Blunt arranged three of his brigades in a line of battle south of Westport with Blair in support. As the battle raged back and forth Curtis arrived at the front with Blair's brigade and directed it into position perpendicular to the Kansas/Missouri state line. Fearful of a being outflanked, Blair initiated a counter-attack. Curtis ordered the rest of the army forward in support of Blair's bold move. The attack bogged down, but at this critical moment Curtis personally led Blair's 9th Wisconsin Battery through a gulch which opened fire on the Confederate flank. This turned the tide of the battle and the Confederates began a retreat. Blair's brigade formed in the center of the Union army as it made a general advance against the faltering Confederate line.

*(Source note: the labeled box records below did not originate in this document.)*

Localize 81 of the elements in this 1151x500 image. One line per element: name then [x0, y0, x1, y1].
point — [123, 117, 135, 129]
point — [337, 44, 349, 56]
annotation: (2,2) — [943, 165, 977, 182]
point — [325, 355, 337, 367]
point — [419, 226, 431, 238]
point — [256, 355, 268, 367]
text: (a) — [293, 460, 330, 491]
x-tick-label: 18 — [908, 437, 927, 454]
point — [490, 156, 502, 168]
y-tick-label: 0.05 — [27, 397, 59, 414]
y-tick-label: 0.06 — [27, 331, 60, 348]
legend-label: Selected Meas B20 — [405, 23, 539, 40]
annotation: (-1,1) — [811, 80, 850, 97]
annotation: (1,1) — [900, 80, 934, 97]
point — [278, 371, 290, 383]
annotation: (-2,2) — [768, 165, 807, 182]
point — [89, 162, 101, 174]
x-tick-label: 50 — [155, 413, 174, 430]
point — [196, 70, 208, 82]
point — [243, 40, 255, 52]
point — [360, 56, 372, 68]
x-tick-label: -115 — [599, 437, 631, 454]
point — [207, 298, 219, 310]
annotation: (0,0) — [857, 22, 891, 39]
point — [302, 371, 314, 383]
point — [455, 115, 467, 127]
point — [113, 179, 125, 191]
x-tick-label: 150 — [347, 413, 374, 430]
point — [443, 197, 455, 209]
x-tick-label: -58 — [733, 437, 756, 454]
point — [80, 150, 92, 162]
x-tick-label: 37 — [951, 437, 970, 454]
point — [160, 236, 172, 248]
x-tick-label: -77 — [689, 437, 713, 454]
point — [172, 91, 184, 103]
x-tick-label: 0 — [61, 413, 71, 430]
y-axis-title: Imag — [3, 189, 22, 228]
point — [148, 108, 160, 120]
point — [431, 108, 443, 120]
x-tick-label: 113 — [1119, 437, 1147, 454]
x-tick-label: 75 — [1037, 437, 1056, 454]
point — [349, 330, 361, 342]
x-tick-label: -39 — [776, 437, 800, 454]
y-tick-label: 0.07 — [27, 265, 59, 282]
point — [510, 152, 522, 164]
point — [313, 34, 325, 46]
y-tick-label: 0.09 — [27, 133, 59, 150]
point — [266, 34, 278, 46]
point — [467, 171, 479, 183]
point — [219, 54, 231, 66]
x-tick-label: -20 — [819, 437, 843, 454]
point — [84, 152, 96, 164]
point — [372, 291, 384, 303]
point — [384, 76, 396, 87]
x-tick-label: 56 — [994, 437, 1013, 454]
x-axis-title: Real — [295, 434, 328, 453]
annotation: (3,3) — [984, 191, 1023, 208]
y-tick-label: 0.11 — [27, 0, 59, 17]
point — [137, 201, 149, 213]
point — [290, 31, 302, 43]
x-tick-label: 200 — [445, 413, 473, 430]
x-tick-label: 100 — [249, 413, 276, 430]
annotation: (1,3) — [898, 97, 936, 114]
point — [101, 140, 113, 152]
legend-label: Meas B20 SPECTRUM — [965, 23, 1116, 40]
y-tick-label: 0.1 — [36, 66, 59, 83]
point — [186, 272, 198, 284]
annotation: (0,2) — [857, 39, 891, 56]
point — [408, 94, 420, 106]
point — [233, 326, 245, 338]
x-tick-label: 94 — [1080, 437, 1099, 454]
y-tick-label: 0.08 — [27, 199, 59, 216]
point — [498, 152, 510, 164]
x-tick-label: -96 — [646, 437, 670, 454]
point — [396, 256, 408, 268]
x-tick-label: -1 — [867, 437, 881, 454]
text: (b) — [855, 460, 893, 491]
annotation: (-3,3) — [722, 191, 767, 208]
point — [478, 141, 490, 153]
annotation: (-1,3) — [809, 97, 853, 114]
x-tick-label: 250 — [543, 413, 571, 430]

==Mine Creek and post war career==
The sense of urgency gone with the victory at Westport, most of the Kansas Militia units returned home. A few units in Blair's brigade remained in the field and took part in the pursuit of Confederates. Alfred Pleasonton's Union cavalry caught the retreating Confederate forces along Mine Creek in Kansas. Hampered by their wagon train many Confederates were taken prisoner including two generals. One of these generals was John S. Marmaduke who formally surrendered to Blair. Blair received a brevet promotion to brigadier general on February 13, 1865 and was mustered out of the volunteer service on August 11, 1865.

After the war Blair returned to his legal practice. He died at Coronado Beach, California on August 20, 1899.